1979 - !? Your challenge might pose a dilemma if you said 1879 or 1479 - but 1979 was just yesterday. Instead of Hacker News, you would have Usenet. Instead of Google and Amazon and Microsoft and Apple you would have IBM and DEC ... and Microsoft and Apple. Instead of programming in Javascript and Python and Lisp and C you would use BASIC and Pascal ... and Lisp and C. Instead of running on Windows or Linux it would run on VMS or Unix.
For HN readers, what makes an era's technology appealing are the opportunities it presents to be creative and make a contribution. By that measure 1979 was not worse than today, in some ways it was more interesting because there was more variety and it wasn't clear which few technologies would shake out. Look at a 1979 issue of BYTE - in addition to Apple and Microsoft there were hundreds of other companies of similar size pursuing promising, eccentric, and/or dead-end ideas.
For another view of computing as seen from the 1970s, including many roads not taken, see Bret Victor's "The Future of Programming": http://worrydream.com/dbx/
> Instead of running on Windows or Linux it would run on VMS or Unix.

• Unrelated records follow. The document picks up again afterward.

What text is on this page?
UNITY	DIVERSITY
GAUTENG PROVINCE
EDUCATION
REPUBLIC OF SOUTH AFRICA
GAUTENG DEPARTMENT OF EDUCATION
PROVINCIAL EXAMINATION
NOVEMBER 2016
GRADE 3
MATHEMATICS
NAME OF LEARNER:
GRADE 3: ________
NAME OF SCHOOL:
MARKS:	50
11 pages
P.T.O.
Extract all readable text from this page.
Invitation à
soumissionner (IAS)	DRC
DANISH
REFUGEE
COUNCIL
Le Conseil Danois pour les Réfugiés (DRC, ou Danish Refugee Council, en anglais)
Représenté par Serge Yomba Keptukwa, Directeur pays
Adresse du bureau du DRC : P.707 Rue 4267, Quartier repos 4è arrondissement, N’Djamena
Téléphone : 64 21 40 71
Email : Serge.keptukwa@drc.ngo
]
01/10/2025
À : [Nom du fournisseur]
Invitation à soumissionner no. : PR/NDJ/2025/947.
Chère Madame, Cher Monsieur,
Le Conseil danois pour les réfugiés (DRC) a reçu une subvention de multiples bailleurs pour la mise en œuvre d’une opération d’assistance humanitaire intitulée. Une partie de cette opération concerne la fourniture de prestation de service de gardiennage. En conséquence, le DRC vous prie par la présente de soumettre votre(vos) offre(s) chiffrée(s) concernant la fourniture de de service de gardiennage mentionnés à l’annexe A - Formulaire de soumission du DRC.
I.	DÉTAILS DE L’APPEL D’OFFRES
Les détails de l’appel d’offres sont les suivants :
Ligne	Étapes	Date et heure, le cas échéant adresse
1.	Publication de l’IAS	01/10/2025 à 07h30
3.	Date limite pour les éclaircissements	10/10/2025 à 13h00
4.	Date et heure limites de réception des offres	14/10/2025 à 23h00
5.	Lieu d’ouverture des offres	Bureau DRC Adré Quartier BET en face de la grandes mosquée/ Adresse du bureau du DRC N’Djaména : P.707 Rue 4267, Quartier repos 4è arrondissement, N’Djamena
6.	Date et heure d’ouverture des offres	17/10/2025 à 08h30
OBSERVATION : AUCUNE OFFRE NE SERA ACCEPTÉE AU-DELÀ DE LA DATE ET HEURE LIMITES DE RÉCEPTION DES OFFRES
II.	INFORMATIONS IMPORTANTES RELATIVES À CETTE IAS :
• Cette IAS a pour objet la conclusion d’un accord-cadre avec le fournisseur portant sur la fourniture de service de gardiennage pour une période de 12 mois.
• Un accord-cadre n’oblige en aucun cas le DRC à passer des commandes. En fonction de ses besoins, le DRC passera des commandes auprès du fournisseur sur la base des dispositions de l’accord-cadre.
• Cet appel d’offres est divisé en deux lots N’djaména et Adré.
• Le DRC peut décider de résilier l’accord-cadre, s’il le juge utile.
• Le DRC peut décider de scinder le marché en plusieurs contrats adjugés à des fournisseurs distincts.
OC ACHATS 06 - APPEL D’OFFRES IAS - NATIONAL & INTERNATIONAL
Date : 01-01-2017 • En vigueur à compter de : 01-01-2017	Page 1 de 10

And that means it would be in some institution or company, rather than in your home.
The big difference in 1979 would be that the consumer computing hardware available then was poorly affordable even for consume hardware, and terribly under-powered.
If you wanted to do anything beyond dinking around with some 1Mhz 8-bit processor with a few kilobytes of RAM, and weren't rich, you would only have access to decent hardware through work or school.
Sure, but none of that prevented you from creating and inventing and just having fun. It was an exciting time because microprocessors had just appeared and it wasn't yet clear what all might be done with them. People did amazing things with those 8 bit processors - do you think Woz and Gates were just dinking around?
If you were interested in computing it wasn't so hard to get yourself to a company or school that would provide access. They didn't stop you from creating and inventing.
Nowadays computing is more dominated by a few large companies and institutions than it was then. Do you really
own, control, understand, and trust your phone and other gadgets as well as they did then with their 8 bit processors?
Woz and Jobs quit decent jobs and had to sell belongings to fund their project.
Gates had access to mainframe computers capable of running an emulator of the 8 bit systems he was targeting, using which he was able to debug his BASIC interpreters.
> If you were interested in computing it wasn't so hard to get yourself to a company or school that would provide access.
And as for the rest, why they could just get a terminal with a 110 baud acoustically-coupled modem and try their luck breaking in.
Nobody was going to let you near equipment costing 100K's of dollars, without credentials, and even then, it would have been be difficult to use the equipment for hobby projects.
For HN readers, what makes an era's technology appealing are the opportunities it presents to be creative and make a contribution. By that measure 1979 was not worse than today, in some ways it was more interesting because there was more variety and it wasn't clear which few technologies would shake out. Look at a 1979 issue of BYTE - in addition to Apple and Microsoft there were hundreds of other companies of similar size pursuing promising, eccentric, and/or dead-end ideas.